Multimedia artist and longtime Truro resident Marinna Matricardi died at home in her sleep on April 16, 2025. She was 89.

The second youngest of four siblings, Marinna was born in Riccione, Italy on June 26, 1935 to the late Silvio and Adele Matricardi. Her mother was a homemaker, and her father was an artist who worked for Alitalia making illustrations of airplanes. The Matricardi family had emigrated to the United States, where her older brother and sister were born, before Marinna’s birth. They returned to Italy during the Depression and emigrated again in 1951. They lived in Queens, N.Y. in an apartment building that Silvio owned and maintained.

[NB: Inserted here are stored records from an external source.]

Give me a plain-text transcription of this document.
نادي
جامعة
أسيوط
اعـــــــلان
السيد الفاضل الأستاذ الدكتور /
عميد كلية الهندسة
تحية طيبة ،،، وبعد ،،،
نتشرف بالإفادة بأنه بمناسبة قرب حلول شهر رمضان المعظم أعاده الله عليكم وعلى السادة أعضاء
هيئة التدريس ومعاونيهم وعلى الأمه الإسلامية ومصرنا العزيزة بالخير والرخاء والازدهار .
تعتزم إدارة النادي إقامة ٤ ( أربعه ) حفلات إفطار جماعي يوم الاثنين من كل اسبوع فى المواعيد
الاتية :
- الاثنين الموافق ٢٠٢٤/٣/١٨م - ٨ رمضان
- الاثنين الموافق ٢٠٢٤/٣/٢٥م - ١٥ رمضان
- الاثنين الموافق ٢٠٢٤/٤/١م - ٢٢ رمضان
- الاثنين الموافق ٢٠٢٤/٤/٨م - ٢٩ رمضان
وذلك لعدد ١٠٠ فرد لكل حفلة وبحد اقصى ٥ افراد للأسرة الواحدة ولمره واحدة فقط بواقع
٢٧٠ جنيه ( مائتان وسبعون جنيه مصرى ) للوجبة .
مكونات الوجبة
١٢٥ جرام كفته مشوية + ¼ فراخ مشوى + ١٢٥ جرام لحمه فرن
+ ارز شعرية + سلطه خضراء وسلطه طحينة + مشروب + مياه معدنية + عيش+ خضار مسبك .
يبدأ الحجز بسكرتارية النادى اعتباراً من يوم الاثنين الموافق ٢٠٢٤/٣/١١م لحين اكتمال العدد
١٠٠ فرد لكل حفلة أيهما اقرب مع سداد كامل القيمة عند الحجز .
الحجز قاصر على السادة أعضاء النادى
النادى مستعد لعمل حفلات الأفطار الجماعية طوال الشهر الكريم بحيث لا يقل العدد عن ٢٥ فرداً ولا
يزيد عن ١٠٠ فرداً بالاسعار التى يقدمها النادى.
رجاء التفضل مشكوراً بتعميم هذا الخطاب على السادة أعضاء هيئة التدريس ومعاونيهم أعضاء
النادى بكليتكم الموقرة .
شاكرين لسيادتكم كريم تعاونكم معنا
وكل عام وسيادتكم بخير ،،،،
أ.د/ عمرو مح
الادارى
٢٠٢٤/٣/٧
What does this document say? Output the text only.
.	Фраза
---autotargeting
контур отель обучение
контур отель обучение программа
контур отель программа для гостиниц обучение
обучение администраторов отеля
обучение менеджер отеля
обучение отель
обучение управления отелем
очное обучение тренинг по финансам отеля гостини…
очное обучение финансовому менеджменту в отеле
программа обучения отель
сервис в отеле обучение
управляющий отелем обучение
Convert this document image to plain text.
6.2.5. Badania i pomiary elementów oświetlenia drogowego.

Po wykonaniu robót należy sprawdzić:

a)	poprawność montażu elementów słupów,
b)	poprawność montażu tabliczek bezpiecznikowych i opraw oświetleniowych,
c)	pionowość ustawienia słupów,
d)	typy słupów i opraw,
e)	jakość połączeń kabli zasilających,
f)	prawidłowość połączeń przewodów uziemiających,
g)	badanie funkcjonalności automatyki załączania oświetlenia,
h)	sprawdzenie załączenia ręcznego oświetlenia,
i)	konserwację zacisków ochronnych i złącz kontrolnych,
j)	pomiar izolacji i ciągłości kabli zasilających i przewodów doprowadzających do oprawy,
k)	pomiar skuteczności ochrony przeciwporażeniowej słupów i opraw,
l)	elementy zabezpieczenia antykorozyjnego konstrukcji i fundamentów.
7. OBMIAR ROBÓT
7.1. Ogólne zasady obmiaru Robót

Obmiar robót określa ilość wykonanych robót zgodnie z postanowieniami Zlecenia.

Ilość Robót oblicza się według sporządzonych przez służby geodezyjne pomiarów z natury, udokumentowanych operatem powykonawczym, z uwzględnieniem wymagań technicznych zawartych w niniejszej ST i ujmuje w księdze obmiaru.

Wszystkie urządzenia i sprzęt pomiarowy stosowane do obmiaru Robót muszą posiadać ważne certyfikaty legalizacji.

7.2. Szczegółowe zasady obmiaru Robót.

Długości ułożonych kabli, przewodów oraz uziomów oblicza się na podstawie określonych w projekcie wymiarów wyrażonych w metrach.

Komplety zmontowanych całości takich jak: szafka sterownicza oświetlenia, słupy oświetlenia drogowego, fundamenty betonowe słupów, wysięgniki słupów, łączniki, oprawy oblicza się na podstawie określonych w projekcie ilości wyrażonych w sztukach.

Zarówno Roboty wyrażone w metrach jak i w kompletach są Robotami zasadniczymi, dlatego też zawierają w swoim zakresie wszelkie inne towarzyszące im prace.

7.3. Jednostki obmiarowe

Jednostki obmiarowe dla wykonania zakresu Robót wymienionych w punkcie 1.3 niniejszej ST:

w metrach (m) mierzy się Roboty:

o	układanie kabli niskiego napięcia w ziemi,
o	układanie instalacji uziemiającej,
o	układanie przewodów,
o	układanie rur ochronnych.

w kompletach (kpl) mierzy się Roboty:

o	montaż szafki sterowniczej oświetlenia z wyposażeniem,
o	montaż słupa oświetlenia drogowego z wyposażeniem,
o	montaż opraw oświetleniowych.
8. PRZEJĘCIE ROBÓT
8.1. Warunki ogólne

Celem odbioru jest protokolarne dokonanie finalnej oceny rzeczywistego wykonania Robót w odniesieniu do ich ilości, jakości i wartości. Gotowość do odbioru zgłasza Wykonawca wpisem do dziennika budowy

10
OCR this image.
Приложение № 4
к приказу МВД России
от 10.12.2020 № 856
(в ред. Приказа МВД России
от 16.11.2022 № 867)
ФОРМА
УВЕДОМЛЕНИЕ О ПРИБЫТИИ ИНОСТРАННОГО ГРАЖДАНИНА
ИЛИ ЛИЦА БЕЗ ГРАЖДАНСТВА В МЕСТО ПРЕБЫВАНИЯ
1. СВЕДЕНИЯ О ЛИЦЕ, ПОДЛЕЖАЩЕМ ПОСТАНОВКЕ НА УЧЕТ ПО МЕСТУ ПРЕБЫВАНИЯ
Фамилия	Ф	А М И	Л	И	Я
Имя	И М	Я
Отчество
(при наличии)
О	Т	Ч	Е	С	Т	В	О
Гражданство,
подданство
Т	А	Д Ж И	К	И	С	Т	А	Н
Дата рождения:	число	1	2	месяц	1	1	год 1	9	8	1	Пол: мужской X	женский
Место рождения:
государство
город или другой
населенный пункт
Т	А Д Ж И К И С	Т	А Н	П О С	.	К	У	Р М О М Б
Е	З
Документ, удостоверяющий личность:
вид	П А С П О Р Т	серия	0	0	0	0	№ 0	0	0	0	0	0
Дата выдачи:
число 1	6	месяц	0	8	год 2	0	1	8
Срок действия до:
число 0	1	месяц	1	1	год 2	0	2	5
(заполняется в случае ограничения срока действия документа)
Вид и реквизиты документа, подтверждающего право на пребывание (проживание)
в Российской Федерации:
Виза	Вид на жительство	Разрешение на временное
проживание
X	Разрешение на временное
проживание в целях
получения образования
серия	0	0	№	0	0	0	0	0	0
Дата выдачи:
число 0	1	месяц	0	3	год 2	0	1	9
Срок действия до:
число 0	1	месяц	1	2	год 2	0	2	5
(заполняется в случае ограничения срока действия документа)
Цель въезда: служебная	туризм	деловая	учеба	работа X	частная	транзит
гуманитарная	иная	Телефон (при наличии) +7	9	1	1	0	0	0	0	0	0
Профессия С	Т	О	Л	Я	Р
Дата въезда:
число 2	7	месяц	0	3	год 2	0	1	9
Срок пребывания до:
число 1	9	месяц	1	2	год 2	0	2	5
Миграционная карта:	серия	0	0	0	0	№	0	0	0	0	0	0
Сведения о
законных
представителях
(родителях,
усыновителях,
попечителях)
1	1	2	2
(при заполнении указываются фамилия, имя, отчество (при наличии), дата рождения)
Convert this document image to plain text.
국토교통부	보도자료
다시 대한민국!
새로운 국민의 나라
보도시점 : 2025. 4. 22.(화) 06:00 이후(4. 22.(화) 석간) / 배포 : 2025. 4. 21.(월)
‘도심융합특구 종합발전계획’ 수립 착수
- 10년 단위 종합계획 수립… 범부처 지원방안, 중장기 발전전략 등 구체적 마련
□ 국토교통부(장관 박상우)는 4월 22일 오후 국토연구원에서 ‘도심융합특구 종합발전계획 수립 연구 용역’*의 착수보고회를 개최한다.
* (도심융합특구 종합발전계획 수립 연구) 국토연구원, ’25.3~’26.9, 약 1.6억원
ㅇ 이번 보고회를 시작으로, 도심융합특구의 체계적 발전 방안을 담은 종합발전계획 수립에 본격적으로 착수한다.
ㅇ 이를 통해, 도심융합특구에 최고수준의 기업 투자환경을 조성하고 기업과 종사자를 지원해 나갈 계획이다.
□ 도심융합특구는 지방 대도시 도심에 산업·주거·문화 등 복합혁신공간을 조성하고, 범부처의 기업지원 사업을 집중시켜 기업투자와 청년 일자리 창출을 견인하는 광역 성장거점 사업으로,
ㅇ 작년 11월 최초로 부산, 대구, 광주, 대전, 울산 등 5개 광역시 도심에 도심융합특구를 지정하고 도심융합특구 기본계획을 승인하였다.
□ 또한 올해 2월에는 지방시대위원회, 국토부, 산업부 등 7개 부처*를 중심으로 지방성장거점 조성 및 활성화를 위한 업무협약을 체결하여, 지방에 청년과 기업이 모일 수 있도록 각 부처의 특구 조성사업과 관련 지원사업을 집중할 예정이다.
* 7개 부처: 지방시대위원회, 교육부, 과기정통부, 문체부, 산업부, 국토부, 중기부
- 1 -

Marinna attended Washington Irving High School, well known for its arts programs. She went on to attend Cooper Union in New York, where she met her first husband, Warren Infield, whom she married in 1960. After graduating, Marinna moved to Philadelphia with Warren and their two children, Daniela and Marc, where she earned a master of fine arts degree from the Tyler School of Art at Temple University. She taught fine arts courses at the University of the Arts in Philadelphia (formerly known as the Philadelphia College of Art), the Cape Conservatory, and the Truro Center for the Arts at Castle Hill.
Often seen accompanied by her dogs, Marinna loved long walks on the beach at Longnook, Ballston, and Corn Hill. She had a vibrant group of close friends and enjoyed creating art throughout her life, working in a variety of mediums including bronze, rope, ceramics, gold leaf, cardboard, and wood. With a keen attention to detail described by her family as meticulous, she was a skilled calligrapher and pen-and-ink artist as well. Marinna exhibited her work at Castle Hill in Truro and the Cape Conservatory in Barnstable. “Marinna could do just about anything — she was a very capable person,” said her longtime friend Tina Tarantal.
Marinna and Warren built a summer house on Fisherman’s Road, which became a year-round home for Marinna and her children in 1977 following the couple’s divorce.
Marinna worked at the Mid-Cape Home Centers in Wellfleet and Orleans. She also worked as a real estate broker at Pamet Realty Associates in Truro alongside her second husband, Alfred K. Souza. She served for many years on the Truro Zoning Board of Appeals, until 2014. She made many friends as part of a conversational Italian group in town.
It was over drinks at a local bar that Marinna met Al Souza, known as Okie, in the late ’70s. The pair dated for several decades before marrying in 2006. Marinna’s daughter, Daniela, remembers asking her mother why she decided to remarry after so long. “He just asked me so nicely,” Marinna replied.
“Strong is the first word to describe her,” wrote Okie’s stepson, Eric Morris, in a memorial post about Marinna. “Creative, engaging and inquisitive. Never mild in passions and frequently intense in her interests and approach [to] life, love and friendships.”
She was not one to shy away from lending a helping hand. She always stopped to give a ride if it was needed, as it made her think of her son, Marc, who had often hitchhiked. “I went to a graduation party and there was a kid there who I didn’t know,” said Daniela. “My mom picked me up, and he said, ‘Is that your mother? She’s a saint!’ ”
Daniela remembers her mother coming home with gifts of fresh strawberries or a homemade pie, given to her by people she had befriended. Her family often arrived at the end of the day to find someone Marinna had met or helped that day sharing a meal at the dinner table.
She is survived by her brothers, Victor Matricardi of Carlsbad, Calif. and Fred Matricardi of Phoenix, Ariz.; her children, Daniela Infield and husband Joseph Tuohy of South Salem, N.Y. and Marc Infield and wife Cristina Chan of Wellfleet; and her grandchildren, Alexander and Julian Infield of San Francisco and Liam Tuohy of South Salem, N.Y. She is also survived by her poodle, Pepper.
Marinna was predeceased by her husband, Alfred K. Souza, and her sister, Beatrice Reinhold.
Her burial will be at St. Peters Cemetery in Provincetown at 10 a.m. on Thursday, May 22 followed by a memorial celebration at the Pamet Harbor Yacht Club, 7 Yacht Club Road in Truro, from 3:30 to 6:30 p.m.